Market Pantry and Kraft Mayo both tasted like duller versions of Hellmann’s. While they didn’t possess off-notes, there was a discernable oily flavor. Market Pantry and Kraft Mayo were much harder to distinguish from each other than from Hellmann’s, despite the Market Pantry having 20 more calories per tablespoon than both Hellmann’s and Kraft. (Perhaps Consumer Report staffers like their fat.) But when served with food—Indian leftovers, to be exact—the differences among the mayos became less obvious.
The Consumer Reports team concluded that four store brands—Whole Foods, Walmart, Costco, and Target—were “just as good” as Hellmann’s and worth considering given how much cheaper they are. Even if this were true, Hellmann’s dominance might be stronger than that result implies. Aside from the question of which mayo is superior, Dr. Debra Zellner, a food psychologist at Montclair State University, told me via email that she thinks Hellmann’s is the most popular because it is the most popular. “People tend to be a bit neophobic (are afraid of new foods) and like the familiar (the more familiar the better). They will tend to like, and therefore choose, products with which they are familiar.” In other words, people who grew up eating Hellmann’s will continue to prefer Hellmann’s. Hellmann’s benefits from a phenomenon Zellner calls “mere exposure,” which means that the more people are exposed to something—a prominent mayonnaise brand, for instance—the more they like it.
One thing that sets Hellmann’s apart from most other products known for their high amplitudes—Lindt dark chocolate, Pepperidge Farm Bordeaux cookies, Coke, Heinz ketchup, and Sara Lee pound cake are often named—is that mayo is an ingredient as well as a condiment.
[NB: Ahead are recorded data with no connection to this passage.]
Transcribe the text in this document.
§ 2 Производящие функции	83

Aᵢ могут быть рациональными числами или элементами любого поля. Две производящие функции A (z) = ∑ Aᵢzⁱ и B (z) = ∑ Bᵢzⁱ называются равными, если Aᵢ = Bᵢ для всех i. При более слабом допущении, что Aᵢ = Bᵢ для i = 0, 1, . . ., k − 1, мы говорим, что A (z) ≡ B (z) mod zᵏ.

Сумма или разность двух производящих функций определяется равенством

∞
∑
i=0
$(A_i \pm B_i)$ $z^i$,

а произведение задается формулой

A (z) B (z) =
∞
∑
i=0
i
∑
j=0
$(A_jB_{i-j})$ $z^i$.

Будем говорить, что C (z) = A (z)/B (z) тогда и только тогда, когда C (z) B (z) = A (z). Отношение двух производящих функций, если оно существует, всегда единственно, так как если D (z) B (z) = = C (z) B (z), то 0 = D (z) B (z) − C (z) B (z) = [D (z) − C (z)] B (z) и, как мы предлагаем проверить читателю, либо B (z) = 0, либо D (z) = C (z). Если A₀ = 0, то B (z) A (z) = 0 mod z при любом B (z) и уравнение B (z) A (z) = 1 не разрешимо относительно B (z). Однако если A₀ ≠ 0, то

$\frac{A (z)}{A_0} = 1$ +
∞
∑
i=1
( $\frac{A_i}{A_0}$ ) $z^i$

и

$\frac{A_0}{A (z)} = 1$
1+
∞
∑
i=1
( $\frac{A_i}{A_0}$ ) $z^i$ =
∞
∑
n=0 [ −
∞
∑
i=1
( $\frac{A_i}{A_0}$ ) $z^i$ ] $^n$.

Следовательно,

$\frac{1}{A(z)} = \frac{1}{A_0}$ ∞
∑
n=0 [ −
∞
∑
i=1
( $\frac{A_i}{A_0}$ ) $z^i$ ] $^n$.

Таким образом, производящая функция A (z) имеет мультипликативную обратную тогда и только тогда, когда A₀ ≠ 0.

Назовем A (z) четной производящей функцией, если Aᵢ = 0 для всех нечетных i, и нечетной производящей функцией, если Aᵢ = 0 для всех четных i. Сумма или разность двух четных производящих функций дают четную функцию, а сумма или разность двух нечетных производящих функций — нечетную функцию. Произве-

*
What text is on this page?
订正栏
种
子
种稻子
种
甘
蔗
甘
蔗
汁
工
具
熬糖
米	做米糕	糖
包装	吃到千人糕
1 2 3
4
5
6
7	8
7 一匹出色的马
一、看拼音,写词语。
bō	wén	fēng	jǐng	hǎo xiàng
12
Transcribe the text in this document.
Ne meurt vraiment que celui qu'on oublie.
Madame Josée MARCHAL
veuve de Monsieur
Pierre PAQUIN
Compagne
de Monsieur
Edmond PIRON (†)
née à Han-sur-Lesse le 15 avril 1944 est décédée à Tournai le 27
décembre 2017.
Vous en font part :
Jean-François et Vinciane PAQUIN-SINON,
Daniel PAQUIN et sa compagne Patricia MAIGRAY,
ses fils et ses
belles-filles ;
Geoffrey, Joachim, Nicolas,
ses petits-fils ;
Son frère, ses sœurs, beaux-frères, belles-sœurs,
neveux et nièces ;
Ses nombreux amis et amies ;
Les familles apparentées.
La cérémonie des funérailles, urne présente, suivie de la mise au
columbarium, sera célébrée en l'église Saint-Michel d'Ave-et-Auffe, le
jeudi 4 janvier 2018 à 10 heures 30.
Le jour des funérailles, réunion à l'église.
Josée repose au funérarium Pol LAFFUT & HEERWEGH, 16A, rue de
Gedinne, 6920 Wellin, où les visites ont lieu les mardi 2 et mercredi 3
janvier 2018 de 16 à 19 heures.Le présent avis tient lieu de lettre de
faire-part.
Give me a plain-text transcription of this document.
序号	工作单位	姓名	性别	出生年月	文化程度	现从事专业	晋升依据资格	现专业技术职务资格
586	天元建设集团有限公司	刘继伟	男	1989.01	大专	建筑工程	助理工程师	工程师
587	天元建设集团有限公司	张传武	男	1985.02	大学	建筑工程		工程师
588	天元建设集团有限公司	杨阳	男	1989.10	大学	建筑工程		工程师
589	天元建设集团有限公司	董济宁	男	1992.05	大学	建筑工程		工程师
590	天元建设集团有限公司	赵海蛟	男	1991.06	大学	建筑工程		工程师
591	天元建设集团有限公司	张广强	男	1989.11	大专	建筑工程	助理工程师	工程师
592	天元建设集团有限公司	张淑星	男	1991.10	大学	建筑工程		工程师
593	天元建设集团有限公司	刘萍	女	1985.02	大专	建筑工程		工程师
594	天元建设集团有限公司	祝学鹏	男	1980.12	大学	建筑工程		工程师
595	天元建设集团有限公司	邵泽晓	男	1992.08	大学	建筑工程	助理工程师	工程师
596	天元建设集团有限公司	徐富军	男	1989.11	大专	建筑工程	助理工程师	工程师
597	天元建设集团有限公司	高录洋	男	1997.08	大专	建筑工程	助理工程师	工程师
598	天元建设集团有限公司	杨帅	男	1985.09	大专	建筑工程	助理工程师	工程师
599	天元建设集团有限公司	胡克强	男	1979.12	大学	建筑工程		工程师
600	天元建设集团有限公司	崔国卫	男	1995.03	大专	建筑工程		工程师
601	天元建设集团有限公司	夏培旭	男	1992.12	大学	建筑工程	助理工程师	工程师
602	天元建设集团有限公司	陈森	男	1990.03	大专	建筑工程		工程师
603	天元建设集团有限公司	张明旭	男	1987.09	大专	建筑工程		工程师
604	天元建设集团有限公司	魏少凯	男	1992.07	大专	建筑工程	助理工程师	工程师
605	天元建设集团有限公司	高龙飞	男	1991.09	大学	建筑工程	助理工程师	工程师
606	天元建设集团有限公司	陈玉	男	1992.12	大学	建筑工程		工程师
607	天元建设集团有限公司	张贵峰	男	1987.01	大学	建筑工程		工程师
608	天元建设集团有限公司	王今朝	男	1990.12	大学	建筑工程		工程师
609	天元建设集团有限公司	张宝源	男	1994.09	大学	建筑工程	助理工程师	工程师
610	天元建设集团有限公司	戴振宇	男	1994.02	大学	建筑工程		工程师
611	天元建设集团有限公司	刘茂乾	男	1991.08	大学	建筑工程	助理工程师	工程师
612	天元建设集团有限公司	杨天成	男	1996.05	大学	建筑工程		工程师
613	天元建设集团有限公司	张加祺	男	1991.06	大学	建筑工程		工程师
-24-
Jones, the chef, explained its versatility: “Hellman’s is more impressive than the balance and beauty found in Coke or Heinz. … The magic that sets mayonnaise above Coke and Heinz is that mayo is a perfect flavor carrier. While it may be beautiful on its own, you can make mayo taste like anything,” Jones says, by adding other ingredients.
At this point, Jones was talking about mayonnaise in general, not just Hellmann’s. But that’s the point. Here is a top chef who’s well-known for pushing the boundaries of mayo and is still using the words Hellmann’s and mayonnaise interchangeably. Hellmann’s is mayonnaise. And mayonnaise, for the majority of users, is Hellmann’s.